- Date: December 18, 1976
- Season: 1976
- Stadium: Tangerine Bowl
- Location: Orlando, Florida
- MVP: Terry Miller, Oklahoma State (offensive & overall) Phillip Dokes, Oklahoma State (defensive)
- Attendance: 37,812

= 1976 Tangerine Bowl =

American college football game

The 1976 Tangerine Bowl was held on December 18, 1976, featuring the BYU Cougars and Oklahoma State Cowboys at the Tangerine Bowl stadium in Orlando, Florida. BYU represented the Western Athletic Conference (WAC) in only their second bowl game as a program, and Oklahoma State represented the Big Eight Conference. The matchup pitted the two schools in the postseason for the second time in three years, following the 1974 Fiesta Bowl, a game in which the Cowboys defeated the Cougars by a score of 16–6. Oklahoma State's running back Terry Miller broke the Tangerine Bowl records for total net yards run and longest run from scrimmage as well as tying another with four touchdowns scored as OSU defeated BYU, 49–21.
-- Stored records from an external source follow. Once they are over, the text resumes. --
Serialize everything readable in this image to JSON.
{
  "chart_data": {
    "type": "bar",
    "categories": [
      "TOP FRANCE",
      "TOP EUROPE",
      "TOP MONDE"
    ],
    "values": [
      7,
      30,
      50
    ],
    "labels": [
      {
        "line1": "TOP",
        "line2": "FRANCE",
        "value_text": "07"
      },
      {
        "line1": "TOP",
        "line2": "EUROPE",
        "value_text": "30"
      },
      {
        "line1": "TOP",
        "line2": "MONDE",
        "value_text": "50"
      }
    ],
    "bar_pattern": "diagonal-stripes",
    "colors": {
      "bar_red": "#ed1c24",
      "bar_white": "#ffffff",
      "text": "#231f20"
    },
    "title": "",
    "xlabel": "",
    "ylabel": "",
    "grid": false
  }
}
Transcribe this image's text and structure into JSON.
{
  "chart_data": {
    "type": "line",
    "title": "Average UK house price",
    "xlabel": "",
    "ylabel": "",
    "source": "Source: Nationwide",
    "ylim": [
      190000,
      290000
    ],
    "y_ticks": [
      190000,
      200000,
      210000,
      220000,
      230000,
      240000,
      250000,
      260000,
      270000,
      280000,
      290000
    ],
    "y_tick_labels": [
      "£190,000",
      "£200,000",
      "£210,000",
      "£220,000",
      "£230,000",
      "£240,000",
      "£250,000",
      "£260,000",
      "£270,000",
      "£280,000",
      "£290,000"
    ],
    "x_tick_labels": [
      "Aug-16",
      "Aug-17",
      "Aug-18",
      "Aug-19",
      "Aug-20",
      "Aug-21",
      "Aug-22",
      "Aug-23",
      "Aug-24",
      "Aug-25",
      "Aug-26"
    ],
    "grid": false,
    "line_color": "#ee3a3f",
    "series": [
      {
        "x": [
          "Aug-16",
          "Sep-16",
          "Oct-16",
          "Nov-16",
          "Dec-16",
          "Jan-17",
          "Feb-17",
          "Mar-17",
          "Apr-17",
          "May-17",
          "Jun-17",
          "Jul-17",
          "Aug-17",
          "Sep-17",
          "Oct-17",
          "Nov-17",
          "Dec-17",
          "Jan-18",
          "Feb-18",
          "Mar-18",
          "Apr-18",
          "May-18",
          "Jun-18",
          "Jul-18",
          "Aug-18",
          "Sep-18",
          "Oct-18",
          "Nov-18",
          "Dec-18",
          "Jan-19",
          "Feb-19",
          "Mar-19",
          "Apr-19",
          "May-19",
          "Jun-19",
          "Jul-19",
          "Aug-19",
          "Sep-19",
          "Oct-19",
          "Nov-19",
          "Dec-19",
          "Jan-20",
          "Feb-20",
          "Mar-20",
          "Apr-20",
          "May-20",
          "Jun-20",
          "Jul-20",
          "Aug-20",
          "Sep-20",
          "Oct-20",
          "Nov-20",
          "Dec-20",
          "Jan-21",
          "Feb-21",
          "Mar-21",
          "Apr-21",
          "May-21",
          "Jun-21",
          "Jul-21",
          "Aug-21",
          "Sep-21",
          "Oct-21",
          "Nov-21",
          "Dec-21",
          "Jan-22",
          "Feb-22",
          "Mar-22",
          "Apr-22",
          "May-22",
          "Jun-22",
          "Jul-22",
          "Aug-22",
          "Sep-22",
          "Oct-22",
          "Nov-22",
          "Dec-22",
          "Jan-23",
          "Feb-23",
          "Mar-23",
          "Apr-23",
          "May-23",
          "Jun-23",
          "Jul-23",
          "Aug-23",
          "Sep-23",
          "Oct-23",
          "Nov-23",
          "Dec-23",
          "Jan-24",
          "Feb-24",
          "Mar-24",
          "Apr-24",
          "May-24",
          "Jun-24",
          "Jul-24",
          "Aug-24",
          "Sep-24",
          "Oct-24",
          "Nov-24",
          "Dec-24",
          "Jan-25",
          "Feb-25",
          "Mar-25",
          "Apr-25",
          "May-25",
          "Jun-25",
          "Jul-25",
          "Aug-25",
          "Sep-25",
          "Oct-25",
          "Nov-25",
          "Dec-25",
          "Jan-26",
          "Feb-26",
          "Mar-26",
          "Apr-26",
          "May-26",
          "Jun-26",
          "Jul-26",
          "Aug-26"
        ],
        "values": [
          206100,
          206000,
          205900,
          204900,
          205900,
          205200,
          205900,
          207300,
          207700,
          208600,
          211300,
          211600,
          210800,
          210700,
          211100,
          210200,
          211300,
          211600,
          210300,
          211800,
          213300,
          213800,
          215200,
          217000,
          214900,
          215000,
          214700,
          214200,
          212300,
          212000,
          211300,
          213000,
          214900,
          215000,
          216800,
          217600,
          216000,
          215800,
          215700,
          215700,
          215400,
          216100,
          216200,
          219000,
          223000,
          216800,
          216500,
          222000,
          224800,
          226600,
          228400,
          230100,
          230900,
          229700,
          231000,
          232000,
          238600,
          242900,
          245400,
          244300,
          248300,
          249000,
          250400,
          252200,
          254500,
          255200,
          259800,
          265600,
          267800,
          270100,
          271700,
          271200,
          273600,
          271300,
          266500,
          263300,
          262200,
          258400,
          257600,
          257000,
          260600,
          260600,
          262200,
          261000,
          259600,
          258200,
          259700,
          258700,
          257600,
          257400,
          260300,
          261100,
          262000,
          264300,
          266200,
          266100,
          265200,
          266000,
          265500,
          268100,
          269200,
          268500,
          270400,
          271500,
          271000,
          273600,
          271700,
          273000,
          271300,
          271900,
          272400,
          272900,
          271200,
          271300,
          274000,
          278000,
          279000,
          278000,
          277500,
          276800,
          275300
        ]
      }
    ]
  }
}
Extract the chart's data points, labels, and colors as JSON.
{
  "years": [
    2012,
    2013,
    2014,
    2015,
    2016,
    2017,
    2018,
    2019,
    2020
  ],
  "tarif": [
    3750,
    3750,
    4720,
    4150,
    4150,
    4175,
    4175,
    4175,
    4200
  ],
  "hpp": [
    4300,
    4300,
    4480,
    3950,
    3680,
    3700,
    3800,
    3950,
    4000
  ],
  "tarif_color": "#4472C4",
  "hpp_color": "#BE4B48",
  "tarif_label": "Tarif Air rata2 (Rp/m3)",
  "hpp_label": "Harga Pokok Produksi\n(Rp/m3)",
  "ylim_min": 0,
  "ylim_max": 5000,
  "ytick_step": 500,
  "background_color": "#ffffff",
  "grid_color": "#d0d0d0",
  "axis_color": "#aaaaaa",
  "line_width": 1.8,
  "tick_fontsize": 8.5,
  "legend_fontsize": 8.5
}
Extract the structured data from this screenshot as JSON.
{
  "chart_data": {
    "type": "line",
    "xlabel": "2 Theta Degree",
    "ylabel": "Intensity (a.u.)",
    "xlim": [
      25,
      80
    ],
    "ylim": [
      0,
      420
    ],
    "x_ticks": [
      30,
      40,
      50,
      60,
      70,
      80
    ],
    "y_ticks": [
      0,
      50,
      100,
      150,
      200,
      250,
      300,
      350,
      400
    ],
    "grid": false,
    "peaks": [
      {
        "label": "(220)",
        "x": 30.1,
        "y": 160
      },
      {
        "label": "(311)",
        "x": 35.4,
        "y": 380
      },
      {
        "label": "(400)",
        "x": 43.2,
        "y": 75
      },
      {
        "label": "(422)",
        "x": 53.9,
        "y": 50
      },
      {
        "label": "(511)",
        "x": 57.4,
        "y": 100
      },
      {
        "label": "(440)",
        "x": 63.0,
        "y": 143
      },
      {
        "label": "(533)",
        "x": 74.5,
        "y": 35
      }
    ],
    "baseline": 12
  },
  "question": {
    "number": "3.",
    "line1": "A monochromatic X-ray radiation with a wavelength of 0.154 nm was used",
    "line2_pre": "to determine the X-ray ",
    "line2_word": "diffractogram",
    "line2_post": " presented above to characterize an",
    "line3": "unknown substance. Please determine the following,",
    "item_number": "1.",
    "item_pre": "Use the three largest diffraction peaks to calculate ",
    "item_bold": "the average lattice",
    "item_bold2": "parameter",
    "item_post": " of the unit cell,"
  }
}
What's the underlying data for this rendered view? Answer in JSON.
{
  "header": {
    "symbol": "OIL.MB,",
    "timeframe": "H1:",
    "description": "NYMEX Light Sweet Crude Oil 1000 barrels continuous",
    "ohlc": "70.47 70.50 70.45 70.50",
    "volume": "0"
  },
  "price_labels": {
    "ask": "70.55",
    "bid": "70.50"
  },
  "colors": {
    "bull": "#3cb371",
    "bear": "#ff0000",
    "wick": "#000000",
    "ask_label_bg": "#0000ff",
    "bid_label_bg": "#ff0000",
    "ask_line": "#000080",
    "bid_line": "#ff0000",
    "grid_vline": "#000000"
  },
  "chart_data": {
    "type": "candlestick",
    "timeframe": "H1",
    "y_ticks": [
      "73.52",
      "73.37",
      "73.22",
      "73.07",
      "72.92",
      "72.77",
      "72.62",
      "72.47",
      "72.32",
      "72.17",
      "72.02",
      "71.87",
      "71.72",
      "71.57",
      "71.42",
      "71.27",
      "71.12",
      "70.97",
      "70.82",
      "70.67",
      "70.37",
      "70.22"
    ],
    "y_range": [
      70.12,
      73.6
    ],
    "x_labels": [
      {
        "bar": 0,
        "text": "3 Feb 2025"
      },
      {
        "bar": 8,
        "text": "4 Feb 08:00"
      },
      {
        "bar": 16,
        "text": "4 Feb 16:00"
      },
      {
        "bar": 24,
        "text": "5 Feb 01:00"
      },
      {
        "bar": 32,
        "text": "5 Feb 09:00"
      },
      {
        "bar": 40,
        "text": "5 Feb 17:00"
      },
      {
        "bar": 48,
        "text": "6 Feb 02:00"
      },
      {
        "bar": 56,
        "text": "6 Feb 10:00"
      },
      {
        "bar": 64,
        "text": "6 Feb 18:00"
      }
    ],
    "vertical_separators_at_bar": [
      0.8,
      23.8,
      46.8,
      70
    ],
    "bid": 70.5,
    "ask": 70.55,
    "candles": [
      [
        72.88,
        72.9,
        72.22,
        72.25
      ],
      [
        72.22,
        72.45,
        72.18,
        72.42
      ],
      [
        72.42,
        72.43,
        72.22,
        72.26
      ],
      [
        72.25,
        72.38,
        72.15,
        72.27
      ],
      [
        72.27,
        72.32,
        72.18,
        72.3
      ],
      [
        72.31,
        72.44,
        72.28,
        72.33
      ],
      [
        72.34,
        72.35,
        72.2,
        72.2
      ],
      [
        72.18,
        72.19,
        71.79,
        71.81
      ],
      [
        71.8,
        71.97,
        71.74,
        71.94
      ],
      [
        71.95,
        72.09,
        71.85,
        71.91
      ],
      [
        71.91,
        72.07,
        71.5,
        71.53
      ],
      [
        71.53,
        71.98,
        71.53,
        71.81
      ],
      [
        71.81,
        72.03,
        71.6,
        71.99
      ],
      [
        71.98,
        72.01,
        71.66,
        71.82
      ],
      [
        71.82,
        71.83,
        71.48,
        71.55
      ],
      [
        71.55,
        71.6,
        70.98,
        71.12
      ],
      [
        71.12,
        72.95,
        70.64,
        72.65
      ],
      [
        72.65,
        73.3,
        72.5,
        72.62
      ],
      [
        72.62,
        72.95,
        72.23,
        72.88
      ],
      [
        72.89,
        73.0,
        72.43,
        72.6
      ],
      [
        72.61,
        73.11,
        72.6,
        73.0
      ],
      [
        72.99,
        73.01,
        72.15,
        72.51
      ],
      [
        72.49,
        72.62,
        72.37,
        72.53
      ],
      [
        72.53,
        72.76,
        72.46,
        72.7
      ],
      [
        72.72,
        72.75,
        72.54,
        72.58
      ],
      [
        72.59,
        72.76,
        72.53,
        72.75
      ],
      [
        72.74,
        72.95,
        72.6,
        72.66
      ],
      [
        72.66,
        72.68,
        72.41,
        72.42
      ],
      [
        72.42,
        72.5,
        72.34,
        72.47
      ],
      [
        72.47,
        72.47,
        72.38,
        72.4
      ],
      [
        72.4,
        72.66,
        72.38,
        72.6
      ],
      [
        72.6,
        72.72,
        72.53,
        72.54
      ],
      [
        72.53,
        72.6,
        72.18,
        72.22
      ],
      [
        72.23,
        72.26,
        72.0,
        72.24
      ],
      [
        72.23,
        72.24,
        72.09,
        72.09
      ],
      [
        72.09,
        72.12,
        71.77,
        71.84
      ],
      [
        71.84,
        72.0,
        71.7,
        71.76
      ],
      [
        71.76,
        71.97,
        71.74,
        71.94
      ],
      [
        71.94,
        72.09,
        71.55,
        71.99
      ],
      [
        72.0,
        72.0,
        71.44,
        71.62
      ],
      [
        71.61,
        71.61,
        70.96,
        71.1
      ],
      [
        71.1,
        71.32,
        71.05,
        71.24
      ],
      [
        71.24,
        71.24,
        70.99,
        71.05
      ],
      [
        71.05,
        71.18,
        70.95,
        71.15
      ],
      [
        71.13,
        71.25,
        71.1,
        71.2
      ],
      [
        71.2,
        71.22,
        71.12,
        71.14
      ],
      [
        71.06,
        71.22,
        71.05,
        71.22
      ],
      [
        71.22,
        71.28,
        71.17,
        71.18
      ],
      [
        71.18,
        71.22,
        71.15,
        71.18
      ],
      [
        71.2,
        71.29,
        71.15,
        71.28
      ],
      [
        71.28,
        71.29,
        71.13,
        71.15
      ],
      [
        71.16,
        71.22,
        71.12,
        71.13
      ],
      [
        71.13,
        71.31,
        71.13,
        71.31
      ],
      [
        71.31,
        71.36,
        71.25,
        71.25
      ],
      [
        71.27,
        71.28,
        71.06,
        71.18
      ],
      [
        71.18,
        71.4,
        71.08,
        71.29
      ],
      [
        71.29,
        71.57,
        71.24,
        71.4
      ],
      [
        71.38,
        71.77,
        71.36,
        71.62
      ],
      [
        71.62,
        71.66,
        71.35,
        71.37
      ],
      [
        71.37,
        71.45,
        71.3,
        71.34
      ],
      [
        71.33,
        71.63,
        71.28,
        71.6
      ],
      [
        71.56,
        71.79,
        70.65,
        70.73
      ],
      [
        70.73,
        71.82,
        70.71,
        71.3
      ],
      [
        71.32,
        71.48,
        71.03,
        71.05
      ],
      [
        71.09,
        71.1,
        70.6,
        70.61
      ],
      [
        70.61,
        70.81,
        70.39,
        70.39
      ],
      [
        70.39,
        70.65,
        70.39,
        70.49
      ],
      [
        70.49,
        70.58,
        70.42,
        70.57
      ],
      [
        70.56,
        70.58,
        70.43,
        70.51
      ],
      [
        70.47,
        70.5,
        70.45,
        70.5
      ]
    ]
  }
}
It was during this game, as well a regular season matchup between Florida and Miami three weeks earlier, that the new east upper deck at the stadium severely swayed whenever fans stood up and cheered. The poorly designed upper deck became a huge source of controversy, and was dismantled just over three years later.

==Background==
BYU was champion of the WAC for the third time in 11 years. The Cowboys went 3–1 against ranked opponents (beating #8 Kansas, #5 Oklahoma, and #14 Iowa State while losing to #9 Nebraska) while finishing in a three-way tie (the first and only time this occurred in conference history) in the Big Eight with Oklahoma and Colorado, with the former going to the Fiesta Bowl and the latter (who beat Oklahoma State) going to the Orange Bowl. The Cowboys were invited to the Tangerine Bowl, their second bowl appearance in three seasons. The two teams had met previously in the 1974 Fiesta Bowl.

==Game summary==
- Oklahoma State – Dawson 36 pass interception (Daigle kick)
- BYU – Christensen 1-yard run (Taylor kick)
- Oklahoma State – Weatherbie 2-yard run (Daigle kick)
- Oklahoma State – Miller 3-yard run (Daigle kick)
- BYU – Thompson 27-yard pass from Nielson (Taylor kick)
- Oklahoma State – Miller 78-yard run (Daigle kick)
- BYU – Lowry 102-yard kickoff return (Taylor kick)
- Oklahoma State – R. Turner 1-yard run (kick failed)
- Oklahoma State – Miller 6-yard run (Lisle pass from Weatherbie)
- Oklahoma State – Miller 1-yard run (Daigle kick)

Terry Miller rushed for 173 yards on 23 carries for the Cowboys, who scored 21 straight points in the third quarter to pull away from the Cougars.

==Aftermath==
The Cougars returned to this bowl nine years later, by which time the game's name had changed and it was the 1985 Florida Citrus Bowl, while the Cowboys have not returned to this bowl.